Free software is still unlikely
The Government’s MTDfB March 2017 paper repeatedly references free software being available to make MTDfB a reality, but we know HMRC has no plans to develop this themselves. Instead HMRC is focused on making its systems integrate with third party software. Software providers are commercial businesses and will require a revenue stream like all businesses in order to operate. We cannot see software providers offering free software. In fact we’ve heard of some digital bookkeeping providers deliberately not getting involved in MTDfB because it would cause them to diversify into tax return compliance.
Sweeteners
It’s clear that, in the long-run, HMRC sees MTDfB compliance removing the requirement for the Self-Assessment annual return. They hinted it at recently with an offer that businesses who sign up to the MTDfB pilot won’t need to complete a 2017/18 annual return.
We wondered if another sweetener is afoot, as we noted in the Government paper the promise that:
“Individual partners in partnerships will no longer have to separately provide HMRC with details of their share of the profits or losses from the partnership.”
It’s not clear to us how this would work as, certainly in our road-testing and work with HMRC, we’ve had no warning of this. So we guess it’s a case of ‘watch this space’ although it doesn’t give much time to adjust and develop the necessary technologies, as the first tranche of partnerships will start on their mandatory MTDfB journey from April 2018.
Summary
Whilst it’s good to hear the Government has listened to recent concerns about the proposed timetable for MTDfB’s rollout, the timetable is still very ambitious given the sheer volume of APIs that need to be rolled out and tested with third-party software developers.
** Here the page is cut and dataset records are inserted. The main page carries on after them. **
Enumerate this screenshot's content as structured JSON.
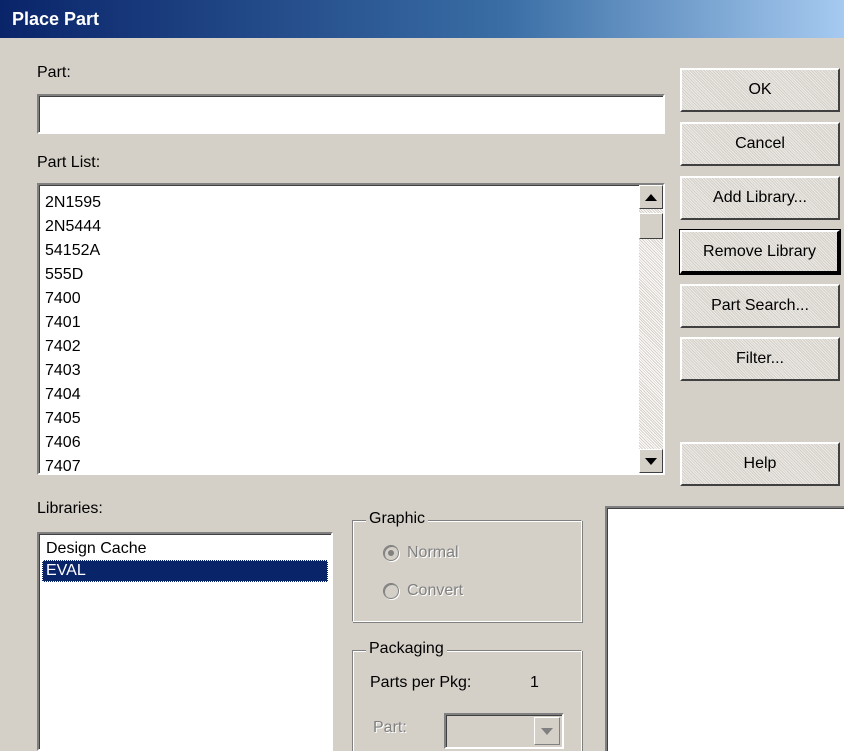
{
  "window": {
    "title": "Place Part"
  },
  "part_field": {
    "label": "Part:",
    "value": ""
  },
  "part_list": {
    "label": "Part List:",
    "items": [
      "2N1595",
      "2N5444",
      "54152A",
      "555D",
      "7400",
      "7401",
      "7402",
      "7403",
      "7404",
      "7405",
      "7406",
      "7407"
    ]
  },
  "buttons": {
    "ok": "OK",
    "cancel": "Cancel",
    "add_library": "Add Library...",
    "remove_library": "Remove Library",
    "part_search": "Part Search...",
    "filter": "Filter...",
    "help": "Help"
  },
  "libraries": {
    "label": "Libraries:",
    "items": [
      "Design Cache",
      "EVAL"
    ],
    "selected": "EVAL"
  },
  "graphic": {
    "title": "Graphic",
    "normal": "Normal",
    "convert": "Convert",
    "selected": "Normal"
  },
  "packaging": {
    "title": "Packaging",
    "parts_per_pkg_label": "Parts per Pkg:",
    "parts_per_pkg_value": "1",
    "part_label": "Part:",
    "part_value": ""
  },
  "colors": {
    "dialog_bg": "#d4d0c8",
    "title_start": "#0a246a",
    "title_end": "#a6caf0",
    "selection": "#0a246a"
  },
  "icons": {
    "scroll_up": "triangle-up-icon",
    "scroll_down": "triangle-down-icon",
    "combo_dropdown": "chevron-down-icon"
  }
}
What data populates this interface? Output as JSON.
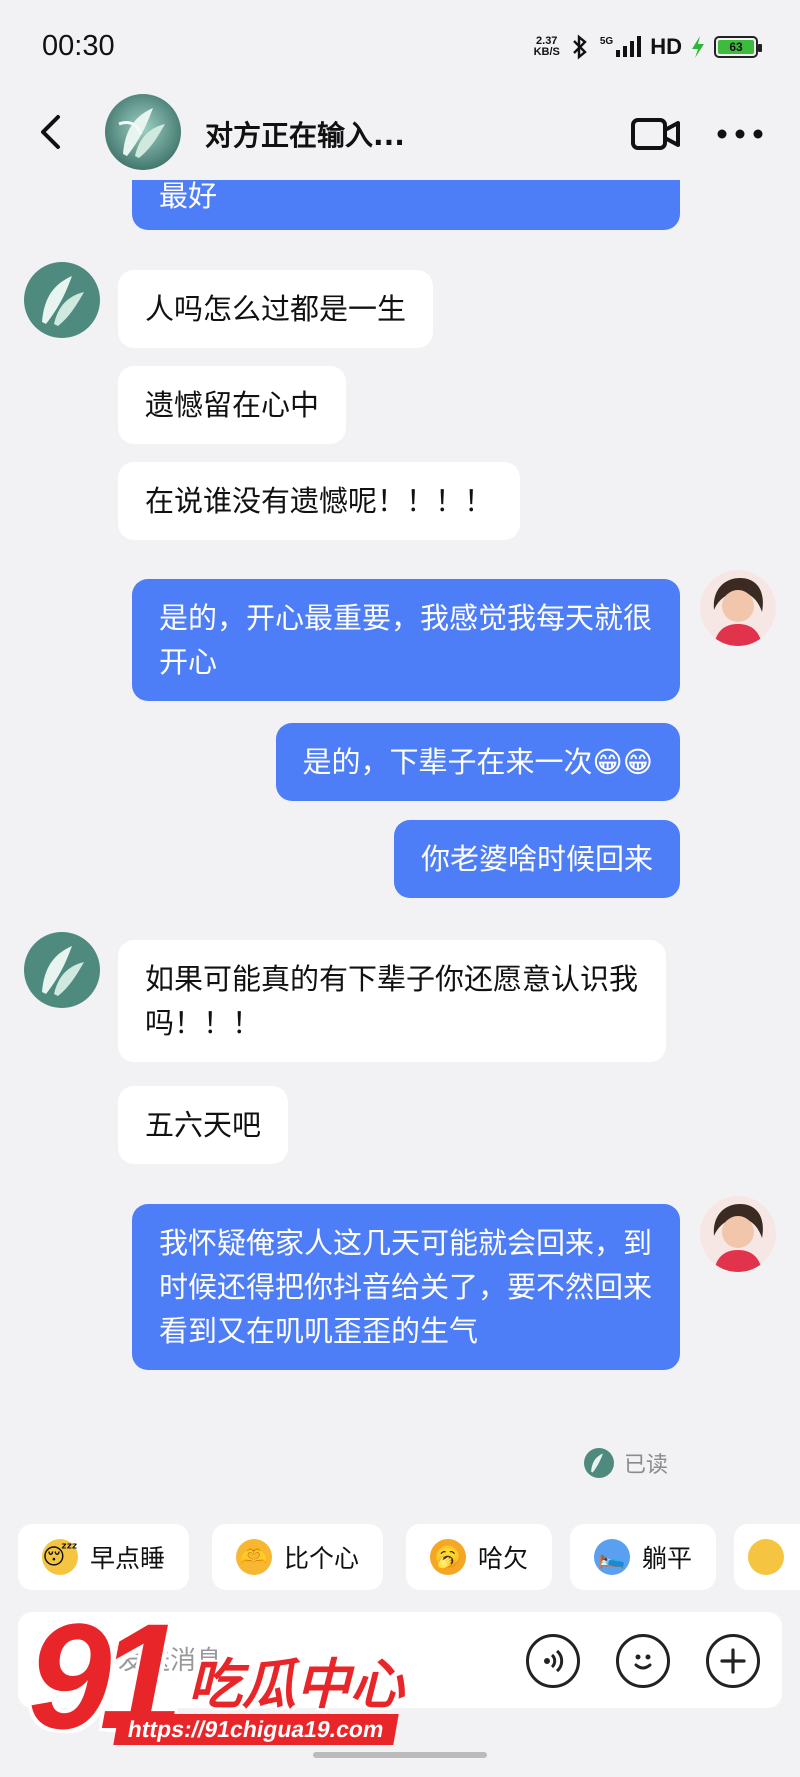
{
  "status_bar": {
    "time": "00:30",
    "net_speed_value": "2.37",
    "net_speed_unit": "KB/S",
    "network": "5G",
    "hd": "HD",
    "battery": "63"
  },
  "header": {
    "title": "对方正在输入..."
  },
  "messages": {
    "m0": "最好",
    "m1": "人吗怎么过都是一生",
    "m2": "遗憾留在心中",
    "m3": "在说谁没有遗憾呢！！！！",
    "m4": "是的，开心最重要，我感觉我每天就很开心",
    "m5": "是的，下辈子在来一次😁😁",
    "m6": "你老婆啥时候回来",
    "m7": "如果可能真的有下辈子你还愿意认识我吗！！！",
    "m8": "五六天吧",
    "m9": "我怀疑俺家人这几天可能就会回来，到时候还得把你抖音给关了，要不然回来看到又在叽叽歪歪的生气"
  },
  "read_status": "已读",
  "quick_replies": [
    {
      "label": "早点睡",
      "icon": "sleepy-face-icon",
      "emoji": "😴",
      "color": "#f5c542"
    },
    {
      "label": "比个心",
      "icon": "heart-hands-icon",
      "emoji": "🫶",
      "color": "#f7b733"
    },
    {
      "label": "哈欠",
      "icon": "yawn-face-icon",
      "emoji": "🥱",
      "color": "#f5a623"
    },
    {
      "label": "躺平",
      "icon": "lying-flat-icon",
      "emoji": "🛌",
      "color": "#5aa0f0"
    }
  ],
  "input": {
    "placeholder": "发送消息"
  },
  "watermark": {
    "number": "91",
    "brand": "吃瓜中心",
    "url": "https://91chigua19.com"
  },
  "colors": {
    "outgoing_bubble": "#4e7df8",
    "incoming_bubble": "#ffffff",
    "background": "#f2f2f5",
    "watermark": "#e8262a"
  }
}
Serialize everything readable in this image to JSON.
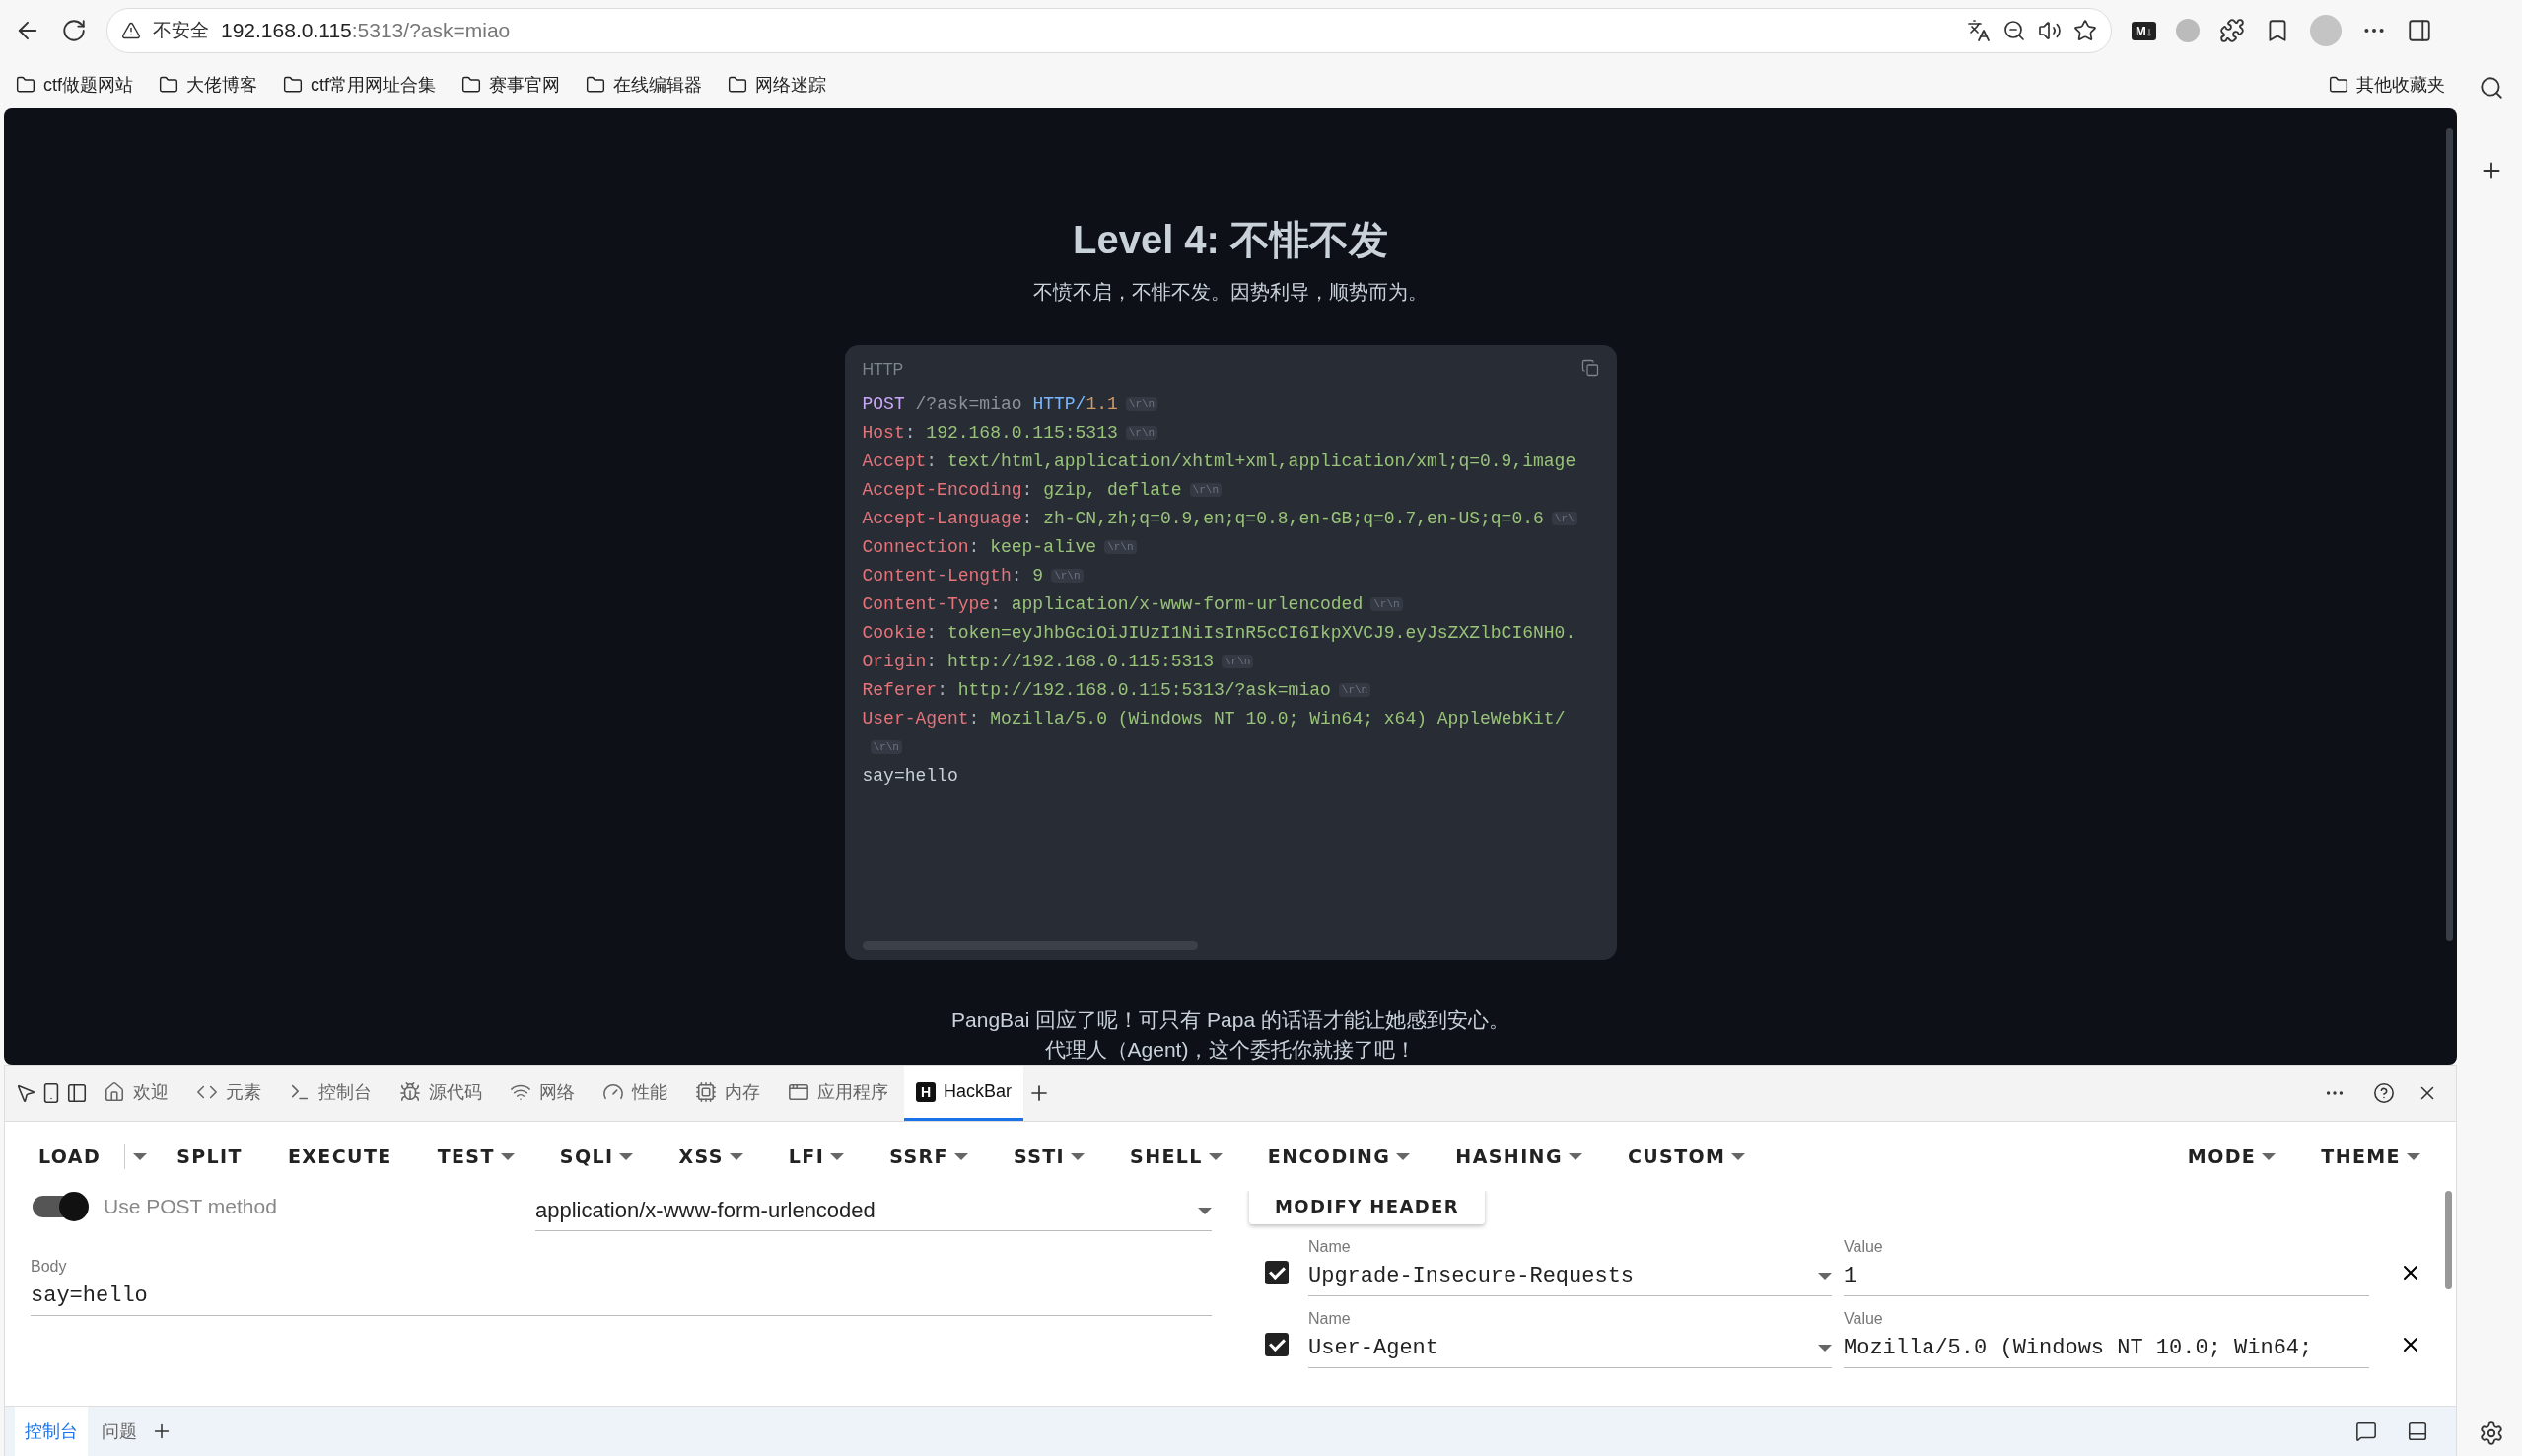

Businesses including the self-employed and landlords with turnovers in excess of the VAT threshold will start to file quarterly from April 2018. In fact legislation needed to make MTDfB happen will be introduced in the Finance Bill 2017.
When you factor in that:
- the technology is still not fully defined and therefore not fully developed,
- the education process needed to enable those businesses to have a chance to comply hasn’t started. and
- the Government recommended in its March 2017 MTDfB paper that ‘HMRC will need to develop a customer support model for businesses that need help with the transition’
…you wonder if even more time is in fact needed.
At BTCSoftware we will continue to work closely with HMRC’s digital team. We will continue to write, test and blend their APIs seamlessly into our tax and accounting software, the minute they are released. Change is definitely coming and we are committed to ensuring accountancy practices and businesses have BTCSoftware MTD compliant software when their big ‘switch on’ occurs.